Jasmine was visiting and during intros was asked if there was anything she’d like to share about herself. She said “Well, I’m transgender.” My heart almost stopped. I thought I’d be more prepared for that kind of moment than I was. But she was amazing. She explained what being trans is and then AJ jumped in with “And I’m transgender, too! We both are.”
The girls had a couple of questions but they all took it in stride. One even jumped in and said “We can learn about being transgender and earn a Transgender Badge!” Then it was on to the rest of the meeting. No one treated them any differently.
At home later, AJ told her dad all about it. We asked her how it felt to tell people and she said once Jasmine told, she knew she could, too. She was happy and relieved. She didn’t think anyone would care.
He asked a few more questions and we said we were really proud of her for being so brave. She said there was no reason to be proud because it was no biggie. It was just “transgender transgender blah blah blah, transgender blah blah, let’s learn about dogs.”
In the moment it was happening, I don’t know that I handled it as well as I could have. As soon as the words were out, Jasmine looked a lit like “oh my goodness…what did I just do?!” And none of the girls really responded, so I am not sure any actually heard what she said. Thinking it would be easier to move on, I asked her if there was anything else she’d like to tell about herself. But her mom jumped in to see if she was ok and wanted to repeat herself and explain what being transgender is. She was concerned that Jasmine would think she had said something wrong. Two protective mamas, two different responses.
We talked later about the situation and realized that our responses simply came down to being able to interpret Jasmine’s expression. What I read on her face was different than what her mom saw. And that’s why it’s important to remember that we know our kids best. Trust your gut when it comes to your child, and be sure not to judge another parent if they take a different approach to a situation than you think you would.

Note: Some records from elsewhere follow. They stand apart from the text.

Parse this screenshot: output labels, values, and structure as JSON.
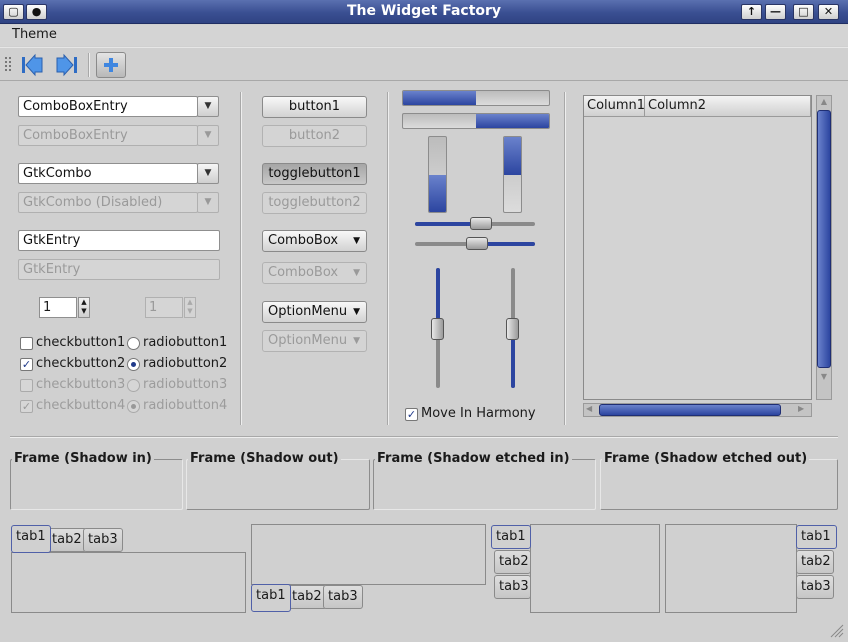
{
  "window": {
    "title": "The Widget Factory",
    "controls": [
      "↑",
      "—",
      "□",
      "✕"
    ]
  },
  "menu": {
    "items": [
      "Theme"
    ]
  },
  "toolbar": {
    "icons": [
      "go-first-icon",
      "go-last-icon",
      "add-icon"
    ]
  },
  "left": {
    "combo_entry": "ComboBoxEntry",
    "combo_entry_disabled": "ComboBoxEntry",
    "gtk_combo": "GtkCombo",
    "gtk_combo_disabled": "GtkCombo (Disabled)",
    "entry": "GtkEntry",
    "entry_disabled": "GtkEntry",
    "spin": "1",
    "spin_disabled": "1",
    "checks": [
      {
        "label": "checkbutton1",
        "checked": false,
        "disabled": false
      },
      {
        "label": "checkbutton2",
        "checked": true,
        "disabled": false
      },
      {
        "label": "checkbutton3",
        "checked": false,
        "disabled": true
      },
      {
        "label": "checkbutton4",
        "checked": true,
        "disabled": true
      }
    ],
    "radios": [
      {
        "label": "radiobutton1",
        "checked": false,
        "disabled": false
      },
      {
        "label": "radiobutton2",
        "checked": true,
        "disabled": false
      },
      {
        "label": "radiobutton3",
        "checked": false,
        "disabled": true
      },
      {
        "label": "radiobutton4",
        "checked": true,
        "disabled": true
      }
    ]
  },
  "buttons": {
    "button1": "button1",
    "button2": "button2",
    "toggle1": "togglebutton1",
    "toggle2": "togglebutton2",
    "combobox": "ComboBox",
    "combobox_disabled": "ComboBox",
    "optionmenu": "OptionMenu",
    "optionmenu_disabled": "OptionMenu"
  },
  "ranges": {
    "hprogress1": 0.5,
    "hprogress2": 0.5,
    "vprogress1": 0.5,
    "vprogress2": 0.5,
    "hscale1": 0.5,
    "hscale2": 0.5,
    "vscale1": 0.5,
    "vscale2": 0.5,
    "harmony_label": "Move In Harmony"
  },
  "tree": {
    "columns": [
      "Column1",
      "Column2"
    ]
  },
  "frames": [
    "Frame (Shadow in)",
    "Frame (Shadow out)",
    "Frame (Shadow etched in)",
    "Frame (Shadow etched out)"
  ],
  "notebooks": {
    "tabs": [
      "tab1",
      "tab2",
      "tab3"
    ]
  },
  "colors": {
    "accent": "#2c45a0",
    "titlebar": "#3a4f92"
  }
}
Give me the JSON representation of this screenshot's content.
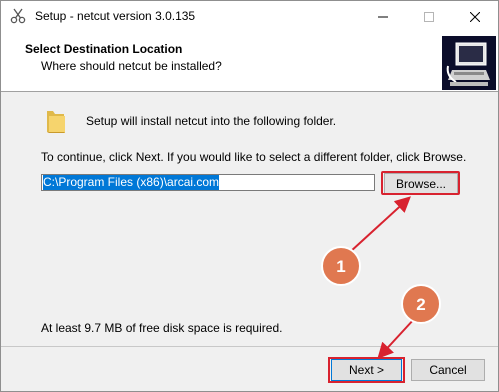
{
  "window": {
    "title": "Setup - netcut version 3.0.135"
  },
  "header": {
    "title": "Select Destination Location",
    "subtitle": "Where should netcut be installed?"
  },
  "body": {
    "intro": "Setup will install netcut into the following folder.",
    "instruction": "To continue, click Next. If you would like to select a different folder, click Browse.",
    "path_value": "C:\\Program Files (x86)\\arcai.com",
    "browse_label": "Browse...",
    "space_note": "At least 9.7 MB of free disk space is required."
  },
  "footer": {
    "next_label": "Next >",
    "cancel_label": "Cancel"
  },
  "annotations": {
    "badge_1": "1",
    "badge_2": "2",
    "color": "#d8222f",
    "badge_fill": "#e07850"
  }
}
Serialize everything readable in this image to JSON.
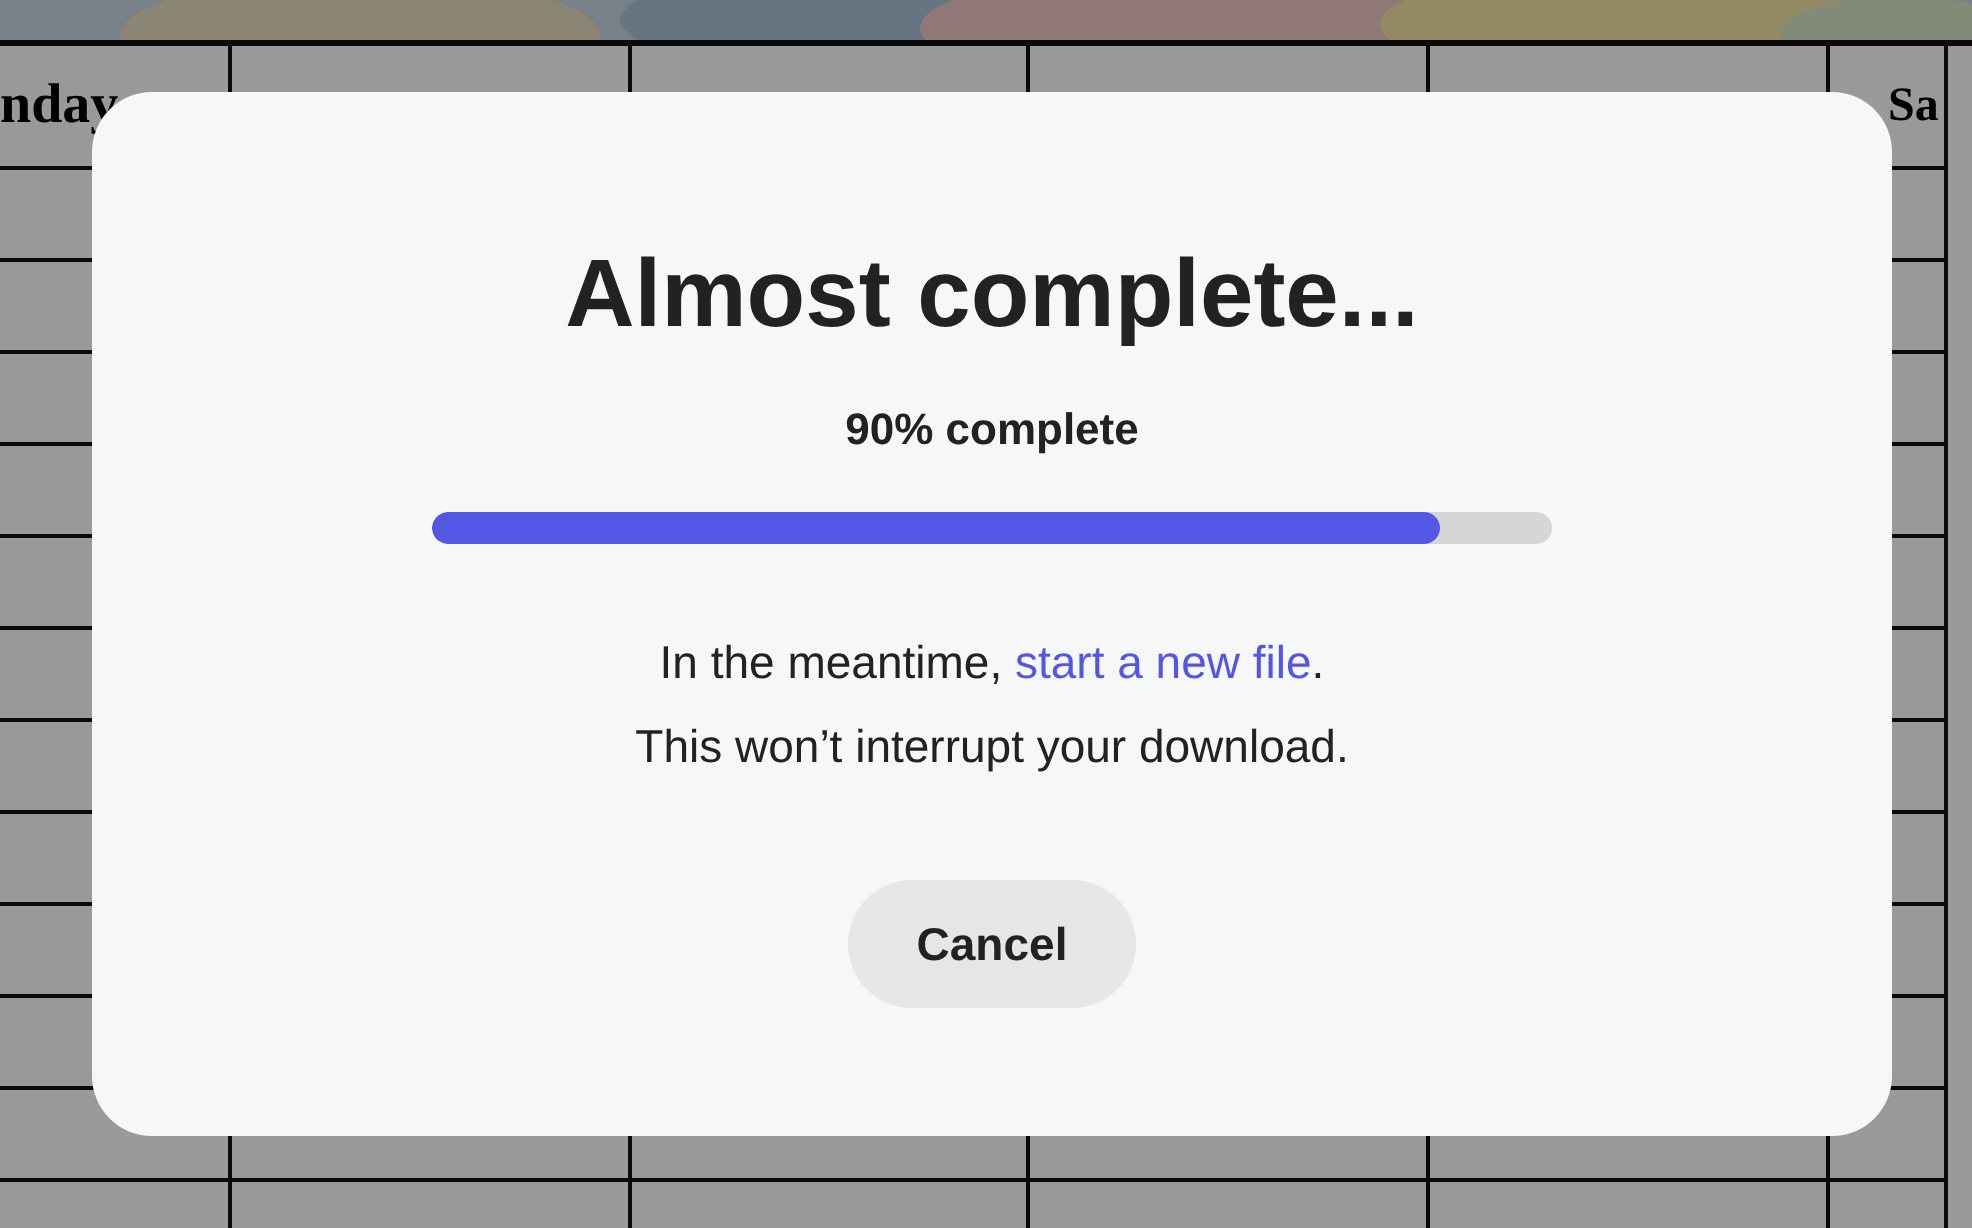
{
  "background": {
    "calendar": {
      "columns": [
        {
          "heading": "nday"
        },
        {},
        {},
        {},
        {},
        {
          "heading": "Sa"
        }
      ]
    }
  },
  "dialog": {
    "title": "Almost complete...",
    "progress": {
      "label": "90% complete",
      "level": 0.9
    },
    "message": {
      "before": "In the meantime, ",
      "link": "start a new file",
      "after": "."
    },
    "note": "This won’t interrupt your download.",
    "buttons": [
      {
        "label": "Cancel"
      }
    ]
  }
}
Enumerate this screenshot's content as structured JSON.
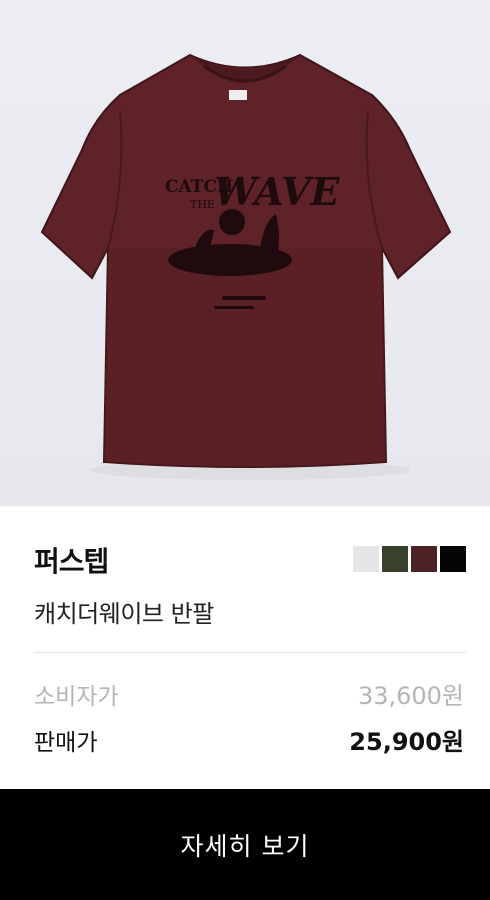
{
  "product": {
    "brand": "퍼스텝",
    "name": "캐치더웨이브 반팔",
    "image_alt": "tshirt-image",
    "shirt_print": {
      "line1": "CATCH",
      "line2": "THE",
      "line3": "WAVE"
    },
    "colors": [
      "#e6e6e6",
      "#39402b",
      "#4e2327",
      "#050505"
    ]
  },
  "pricing": {
    "list_label": "소비자가",
    "list_price": "33,600원",
    "sale_label": "판매가",
    "sale_price": "25,900원"
  },
  "cta": {
    "label": "자세히 보기"
  }
}
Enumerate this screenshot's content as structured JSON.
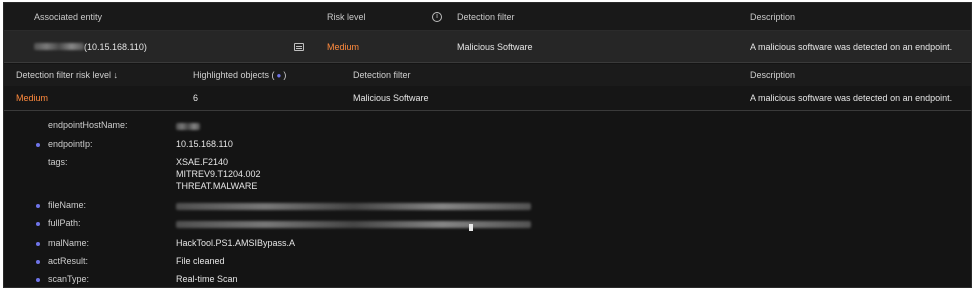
{
  "outer_table": {
    "headers": {
      "entity": "Associated entity",
      "risk": "Risk level",
      "filter": "Detection filter",
      "description": "Description"
    },
    "row": {
      "entity_ip": "(10.15.168.110)",
      "risk": "Medium",
      "filter": "Malicious Software",
      "description": "A malicious software was detected on an endpoint."
    }
  },
  "inner_table": {
    "headers": {
      "risk": "Detection filter risk level ↓",
      "highlighted": "Highlighted objects (",
      "highlighted_close": ")",
      "filter": "Detection filter",
      "description": "Description"
    },
    "row": {
      "risk": "Medium",
      "highlighted": "6",
      "filter": "Malicious Software",
      "description": "A malicious software was detected on an endpoint."
    }
  },
  "details": [
    {
      "key": "endpointHostName:",
      "highlighted": false
    },
    {
      "key": "endpointIp:",
      "value": "10.15.168.110",
      "highlighted": true
    },
    {
      "key": "tags:",
      "values": [
        "XSAE.F2140",
        "MITREV9.T1204.002",
        "THREAT.MALWARE"
      ],
      "highlighted": false
    },
    {
      "key": "fileName:",
      "highlighted": true
    },
    {
      "key": "fullPath:",
      "highlighted": true
    },
    {
      "key": "malName:",
      "value": "HackTool.PS1.AMSIBypass.A",
      "highlighted": true
    },
    {
      "key": "actResult:",
      "value": "File cleaned",
      "highlighted": true
    },
    {
      "key": "scanType:",
      "value": "Real-time Scan",
      "highlighted": true
    }
  ],
  "icons": {
    "info": "info-icon",
    "entity": "entity-card-icon",
    "highlight_dot": "highlight-dot-icon"
  },
  "colors": {
    "risk_medium": "#ff8a3d",
    "highlight": "#6f74e8",
    "background": "#141414"
  }
}
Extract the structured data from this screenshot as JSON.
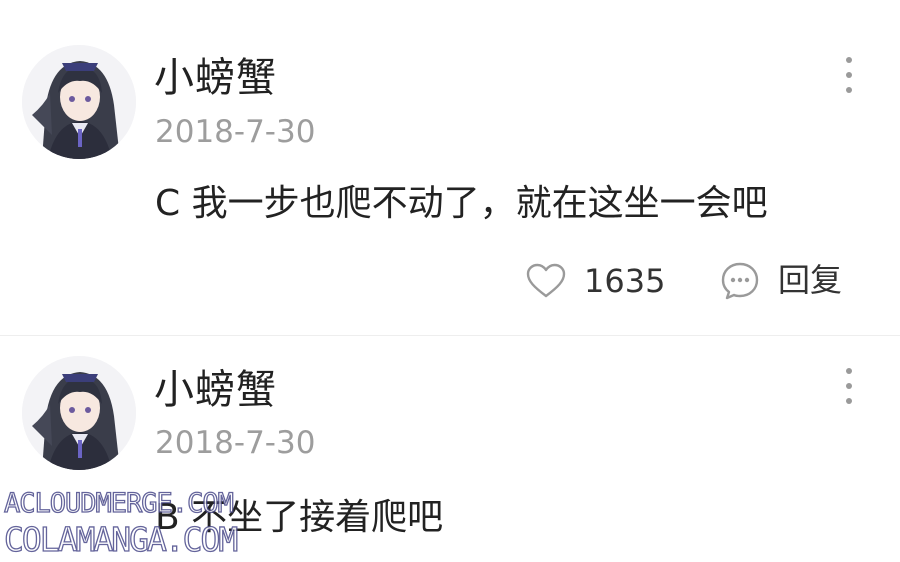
{
  "comments": [
    {
      "username": "小螃蟹",
      "date": "2018-7-30",
      "content": "C 我一步也爬不动了，就在这坐一会吧",
      "likes": "1635",
      "reply_label": "回复",
      "like_icon": "heart-outline-icon",
      "reply_icon": "chat-bubble-icon",
      "more_icon": "more-vertical-icon"
    },
    {
      "username": "小螃蟹",
      "date": "2018-7-30",
      "content": "B 不坐了接着爬吧",
      "more_icon": "more-vertical-icon"
    }
  ],
  "watermark": {
    "line1": "ACLOUDMERGE.COM",
    "line2": "COLAMANGA.COM"
  },
  "colors": {
    "text": "#222222",
    "muted": "#9d9d9d",
    "icon": "#9a9a9a",
    "divider": "#eeeeee",
    "watermark_outline": "#4a4a8a"
  }
}
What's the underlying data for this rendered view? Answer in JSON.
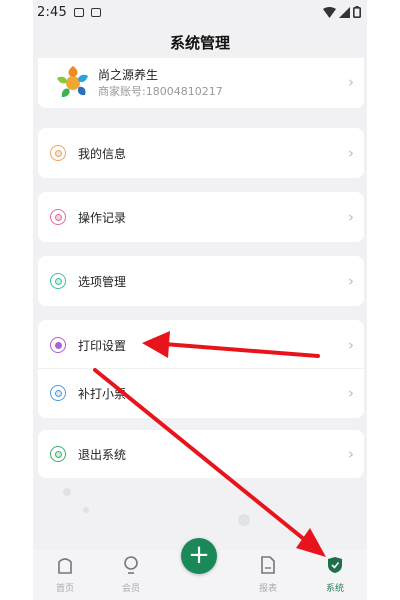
{
  "status_bar": {
    "time": "2:45"
  },
  "header": {
    "title": "系统管理"
  },
  "merchant": {
    "name": "尚之源养生",
    "account": "商家账号:18004810217"
  },
  "menu": {
    "items": [
      {
        "label": "我的信息",
        "icon": "user-circle-icon",
        "color": "#f0a35e"
      },
      {
        "label": "操作记录",
        "icon": "record-icon",
        "color": "#e36aa0"
      },
      {
        "label": "选项管理",
        "icon": "options-icon",
        "color": "#3fbfa8"
      },
      {
        "label": "打印设置",
        "icon": "print-icon",
        "color": "#b05ed6"
      },
      {
        "label": "补打小票",
        "icon": "receipt-icon",
        "color": "#4a9be0"
      },
      {
        "label": "退出系统",
        "icon": "logout-icon",
        "color": "#3ab067"
      }
    ],
    "chevron": "›"
  },
  "bottom_nav": {
    "items": [
      {
        "label": "首页",
        "icon": "home-icon"
      },
      {
        "label": "会员",
        "icon": "member-icon"
      },
      {
        "label": "报表",
        "icon": "report-icon"
      },
      {
        "label": "系统",
        "icon": "shield-icon",
        "active": true
      }
    ],
    "fab": "+"
  },
  "colors": {
    "accent": "#1a8858",
    "arrow": "#e8141c",
    "background": "#f1f1f3"
  }
}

Great blog post. Since the death of Leela Alcorn I have been trying to learn more about the trans gender community. I end up in tears thinking of this girl who had her whole life in front of her and that was taken away because her parents and society could not love herself just how she is. I am tired and angry of constantly reading about another trans child committing suicide or being killed for being trans. Not one more child.